Bergische Papa-Kolumne: "So oder so ..."
"Reifenwechsel mit Vorwürfen"
Menschen, die alles, wirklich alles mit einem vorwurfsvollen Unterton sagen – kennt jeder, oder? Warum machen die das? Ich vermute, die haben das in ihrer DNA. Die können nicht anders. Und entweder geht man sofort zum Angriff über oder man lächelt den Nörgler einfach überfreundlich in die Knie. So mach’ ich es. Schont die Nerven.

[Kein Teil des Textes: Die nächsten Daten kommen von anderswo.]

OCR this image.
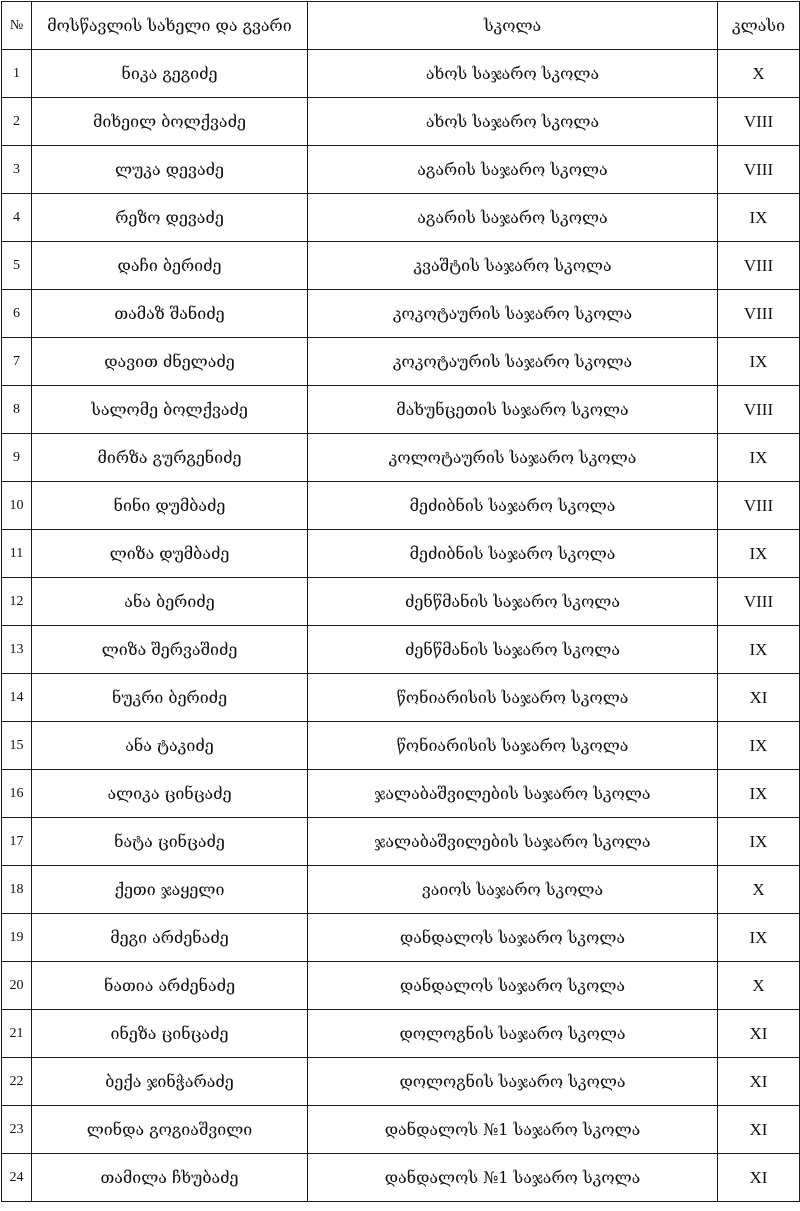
№	მოსწავლის სახელი და გვარი	სკოლა	კლასი
1	ნიკა გეგიძე	ახოს საჯარო სკოლა	X
2	მიხეილ ბოლქვაძე	ახოს საჯარო სკოლა	VIII
3	ლუკა დევაძე	აგარის საჯარო სკოლა	VIII
4	რეზო დევაძე	აგარის საჯარო სკოლა	IX
5	დაჩი ბერიძე	კვაშტის საჯარო სკოლა	VIII
6	თამაზ შანიძე	კოკოტაურის საჯარო სკოლა	VIII
7	დავით ძნელაძე	კოკოტაურის საჯარო სკოლა	IX
8	სალომე ბოლქვაძე	მახუნცეთის საჯარო სკოლა	VIII
9	მირზა გურგენიძე	კოლოტაურის საჯარო სკოლა	IX
10	ნინი დუმბაძე	მეძიბნის საჯარო სკოლა	VIII
11	ლიზა დუმბაძე	მეძიბნის საჯარო სკოლა	IX
12	ანა ბერიძე	ძენწმანის საჯარო სკოლა	VIII
13	ლიზა შერვაშიძე	ძენწმანის საჯარო სკოლა	IX
14	ნუკრი ბერიძე	წონიარისის საჯარო სკოლა	XI
15	ანა ტაკიძე	წონიარისის საჯარო სკოლა	IX
16	ალიკა ცინცაძე	ჯალაბაშვილების საჯარო სკოლა	IX
17	ნატა ცინცაძე	ჯალაბაშვილების საჯარო სკოლა	IX
18	ქეთი ჯაყელი	ვაიოს საჯარო სკოლა	X
19	მეგი არძენაძე	დანდალოს საჯარო სკოლა	IX
20	ნათია არძენაძე	დანდალოს საჯარო სკოლა	X
21	ინეზა ცინცაძე	დოლოგნის საჯარო სკოლა	XI
22	ბექა ჯინჭარაძე	დოლოგნის საჯარო სკოლა	XI
23	ლინდა გოგიაშვილი	დანდალოს №1 საჯარო სკოლა	XI
24	თამილა ჩხუბაძე	დანდალოს №1 საჯარო სკოლა	XI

Neulich hatte ich wieder so einen Fall: Unser Familienauto musste für den Sommerurlaub fit gemacht werden. Ach, ich muss noch vorausschicken: Ich bin ein schrecklicher Autobesitzer. Sicher, ich tanke brav und wasche den Wagen gelegentlich. Aber ansonsten: Wartungsintervalle, Ölwechsel, Reifendruckkontrolle – alles Fremdwörter für mich. Deshalb war ich auch seit drei Monaten ohne gültige TÜV-Plakette unterwegs, als ich den Wagen auf den Werkstatthof rollte …
Der Meister drehte mit mir eine erste Runde ums Auto, wobei er ein Gesicht machte, für das Moses schon im Alten Testament den Begriff „Saure-Gurken-Gesicht“ erfunden hat. Natürlich erspähte er sofort die abgelaufene Plakette und knurrte mich an: „Abgelaufen. Schon lange!“ Mit einem Blick, den Verkehrsrichter aufsetzen, wenn jemand ein Rehkitz überfahren hat. Absichtlich. Ich atmete tief durch und konterte mit einem freundlichen Nicken: „Deshalb bin ich hier.“
Weiter ging die Runde mit Kopfschütteln und tadelnden Blicken. „Und Inspektion? Wann waren Sie das letzte Mal bei uns?“ Bevor ich das Wort „Serviceheft“ aussprechen konnte, hatte er mich schon am Wickel: „Der letzte Stempel is‘ sechs Jahre alt!“ Er schnaubte fies. So schnauben Tatort-Kommissare, wenn sie sonntagabends einen Serienmörder festnehmen. Ich überlegte gerade, ob es klug wäre, den Gag noch mal zu bringen: „Deshalb bin ich hier.“ Da deutete der Schrauberchef schon auf die Garage: „Wollen Sie, dass ich ihn mal auf die Hebebühne fahre?“ – Ich achselzuckend: „Klar, wenn Sie meinen.“ – Er: „Das müssen sie doch wissen!“ Typen wie er werfen mit Sicherheit ihrem Kaffeepott vor, wenn der Espresso zu lasch ist.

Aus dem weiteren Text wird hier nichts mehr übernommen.